The KiOr ethanol plant has been idled, and the future of the facility and its 100 employees is unknown for the moment as the company seeks additional funding.
Alternative fuel manufacturer KiOR Inc. is putting its $225 million plant in Lowndes County in “idle” state until it can raise financing for more research and plant improvements. The disclosure came in the company’s end-of-the-year financial filings with the U.S. Securities and Exchange Commission.
KiOR said idling the Columbus facility will “enable us to restart the facility upon the achievement of additional research and development milestones, consisting of process improvements and catalyst design, financing and completion of the optimization work. Unless and until we restart the Columbus facility, we expect to have no production or revenue from that facility.”
In that filing, KiOR also said an earlier announced second operation for Lowndes County will not occur until late 2015 — if at all.
The next-generation alternative fuels plant that started operating 18 months ago but has been plagued by operational and financial difficulties. The plant stopped production in December.

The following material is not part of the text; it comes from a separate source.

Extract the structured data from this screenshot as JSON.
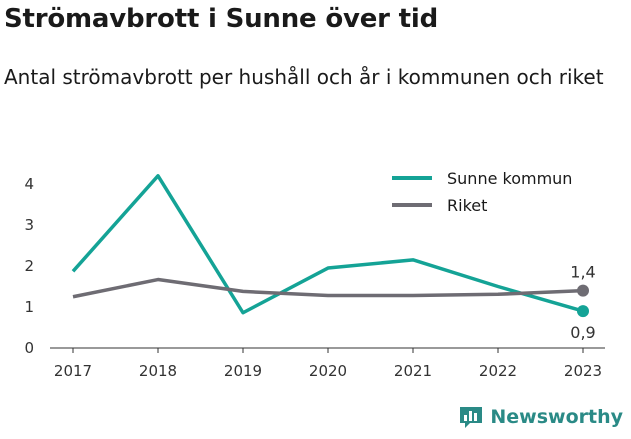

In January, the company announced it planned to stop operations during the first three months of this year for modifications to improve efficiency and output. At the time, company president Fred Cannon said the company needed to raise $10 million to pay for the upgrades and more than $20 million for additional research.
In its SEC report, the Pasadena, Texas-based company said an investor has pledged $25 million but terms of that have not been finalized and the money only is available once certain production goals are met.
The filings give no timetable for any plant restart or what may happen to its 100 employees. Last month, company President Fred Cannon said those workers would remain.
In January, KiOR paid Columbus and Lowndes County about $1 million in taxes but the future of those payments next year now is in doubt, which could cause a significant loss to city and city school finances.
In addition, KiOR said construction of its Natchez plant depends on its success of raising money and making improvements for the Lowndes plant.
“Because all of our production operations currently exist in a single facility in Columbus, significant and prolonged disruptions at the facility would have a material adverse effect on our business, financial condition and results of operations. We are pursuing steady state operations at this first-of-kind facility, and have had only limited sales of our cellulose fuel in 2013.
“During 2013, we experienced a number of disruptions and delays, and we expect that we will experience such events for some period following the Columbus optimization projects and upgrades and restarting the facility. We do not know when or if we will achieve stable operations at Columbus and this largely depends on our obtaining financing to fund our ongoing operations, to fund the completion of our optimization projects and upgrades, and to restart the facility,” the company said.
As of February 28, 2014, KiOR said it had aggregate debt of $279.5 million. KiOR said it owed $107.6 million to lenders, $95.7 million under a October 2013 Note Purchase Agreement; and $69.4 million under a loan with the Mississippi Development Authority.